$ \lim _{n \rightarrow \infty} \int_{E} \frac{f_{n}^{2}(x)}{1+f_{n}^{2}(x)} \mathrm{d} m=0 $ associated with convergence in measure For $m E<+\infty$, why the sufficient and necessary condition of $\left\{f_{n}(x)\right\}$  converge in measure to $0$ is
$$
\lim _{n \rightarrow \infty} \int_{E} \frac{f_{n}^{2}(x)}{1+f_{n}^{2}(x)} \mathrm{d} m=0\;?
$$
I have learnt that to show that $f_n\to 0$ in measure implies $\int_E\frac{|f_n|}{1+|f_n|}\to 0$, we should fix some $\varepsilon>0$, let $E_n=\{x:|f_n(x)|\geq \varepsilon\}$, and try splitting the integral over $E$ into an integral over $E_n$ and integral over $E\setminus E_n$. But I am not sure the exact ammount for $\varepsilon>0$ to fix and how should we split the $E_n$ and $E\setminus E_n$.
Anybody could help? Many Thanks.
 A: Sufficiency - we need to argue that for every $\varepsilon > 0,$ $m(|f_n| \ge \varepsilon) \to 0$ as $n \to \infty$.
Fix any $\varepsilon,$ and define $E_n^{\varepsilon} = \{|f_n| \ge \varepsilon\},$ then notice that $$\int_E \frac{f_n^2}{1 + f_n^2} = \int_{E\setminus E_n^\varepsilon} \frac{f_n^2}{ 1 + f_n^2} + \int_{E_n^\varepsilon} \frac{f_n^2}{1 + f_n^2} \\ \ge \int_{E_n^\varepsilon} \frac{f_n^2}{1 + f_n^2} \ge m(E_n^\varepsilon) \min_{|f_n| \ge \varepsilon} \frac{f_n^2}{1 + f_n^2} = m(E_n^\varepsilon) \cdot C_{\varepsilon},$$ where $C_{\varepsilon} = \frac{\varepsilon^2}{1 + \varepsilon^2}$. Above the first inequality is because the integrand is non-negative, and the second is due to the monotonicity of integrals. Now if you send $n \to \infty,$ $\int_E (f_n^2/(1+f_n^2)) \to $, and thus $m(E_n^\varepsilon) C_\varepsilon \to 0$> But since $C_\varepsilon > 0,$ it has to be the case that $m(E_n^\varepsilon) = m(|f_n| \ge \varepsilon) \to 0$. Since $\varepsilon$ is arbitrary, this concludes the argument.

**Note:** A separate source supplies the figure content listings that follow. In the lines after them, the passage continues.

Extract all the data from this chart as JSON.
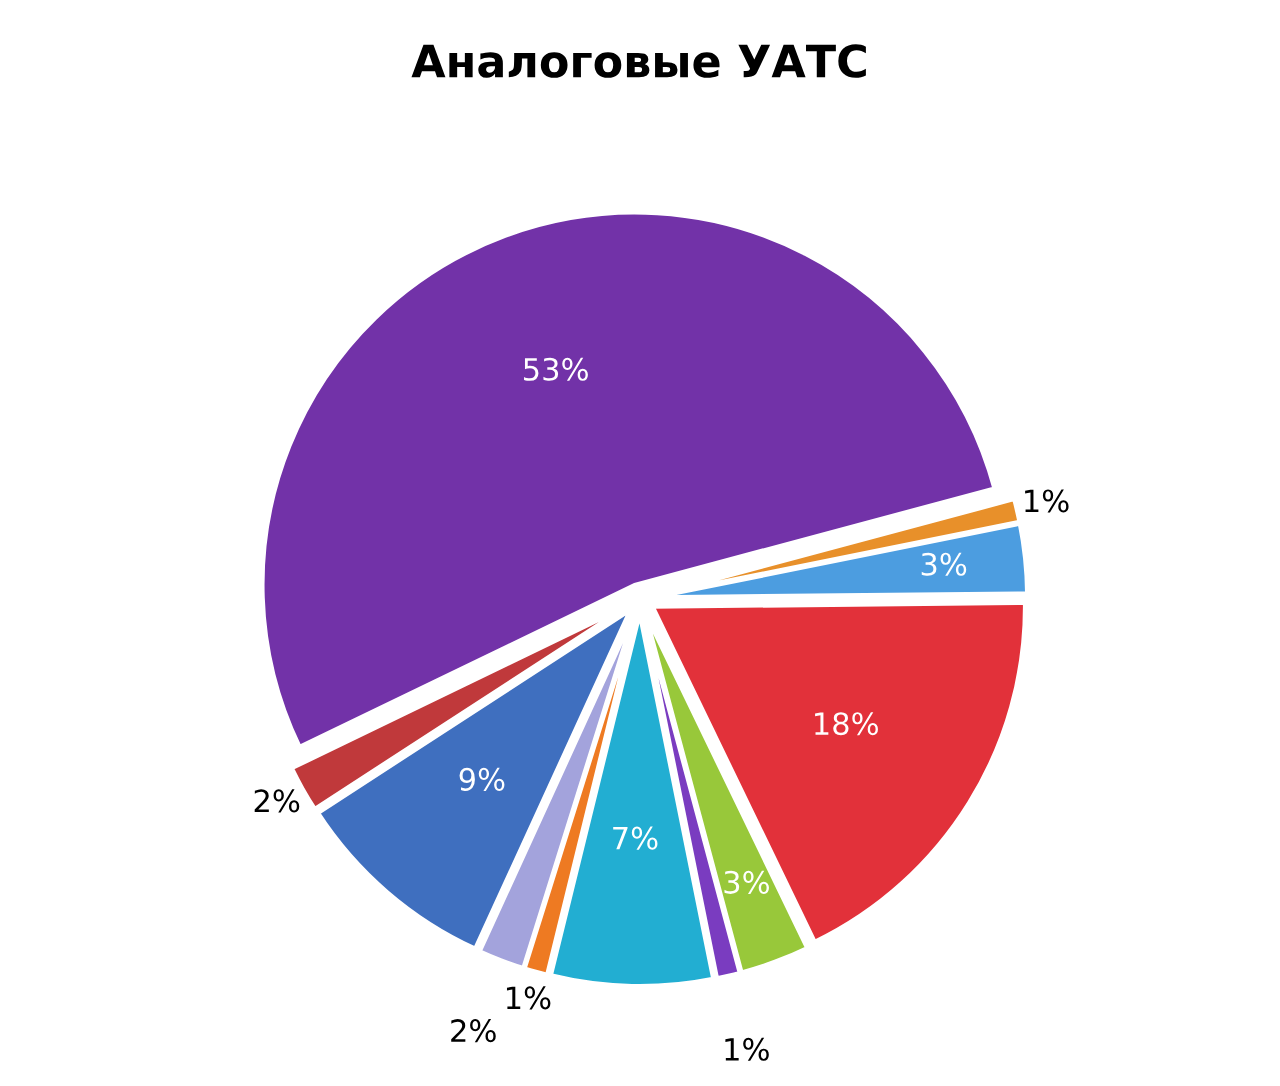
{
  "chart_data": {
    "type": "pie",
    "title": "Аналоговые УАТС",
    "categories": [
      null,
      null,
      null,
      null,
      null,
      null,
      null,
      null,
      null,
      null,
      null
    ],
    "values": [
      53,
      2,
      9,
      2,
      1,
      7,
      1,
      3,
      18,
      3,
      1
    ],
    "colors": [
      "#7232a8",
      "#c0393b",
      "#3f6fbf",
      "#a3a3dc",
      "#ee7a22",
      "#22aed2",
      "#7a3cc0",
      "#98c83a",
      "#e2313a",
      "#4c9de0",
      "#e8902a"
    ],
    "value_labels": [
      "53%",
      "2%",
      "9%",
      "2%",
      "1%",
      "7%",
      "1%",
      "3%",
      "18%",
      "3%",
      "1%"
    ]
  }
}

For completeness, I'll also write the necessity argument. Notice that the sufficiency did not utilise the finiteness of $m(E),$ this only shows up in the necessity.
Define $E_n^\varepsilon$ and $C_\varepsilon$ in the same was as above. Since $f_n \to 0$ in measure, we know that for any fixed $\varepsilon,$ $m(E_n^\varepsilon) \to 0.$ Now, notice that $ \frac{f_n^2}{1 + f_n^2} \le 1,$ and that if $|f_n| \le \varepsilon,$ then $\frac{f_n^2}{1 + f_n^2} \le C_\varepsilon$. As a result, for every $\varepsilon > 0,$ it holds that
$$ \int_E \frac{f_n^2}{1 + {f_n^2}} = \int_{E \setminus E_n^\varepsilon} \frac{f_n^2}{1 + f_n^2} + \int_{E_n^\varepsilon} \frac{f_n^2}{1 + f_n^2} \\
\le m(E\setminus E_n^\varepsilon) C_\varepsilon + m(E_n^\varepsilon).$$ Sending $n \to \infty,$ we conclude that $$\forall \varepsilon > 0, \lim_{n \to \infty} \int_E \frac{f_n^2}{1 + f_n^2} \le m(E) C_\varepsilon. $$ But since this is true for all $\varepsilon > 0,$ and since the LHS does not depend on $\varepsilon$, we find that $$ \lim_{n\to 0} \int_E \frac{f_n^2}{1 + f_n^2} \le m(E) \lim_{\varepsilon \searrow 0} C_\varepsilon = 0,$$ where the final equality is due to the fact that $0\le C_\varepsilon \le \varepsilon^2.$ Of course, $\int_E \frac{f_n^2}{1 + f_n^2} \ge 0,$ and the conclusion follows.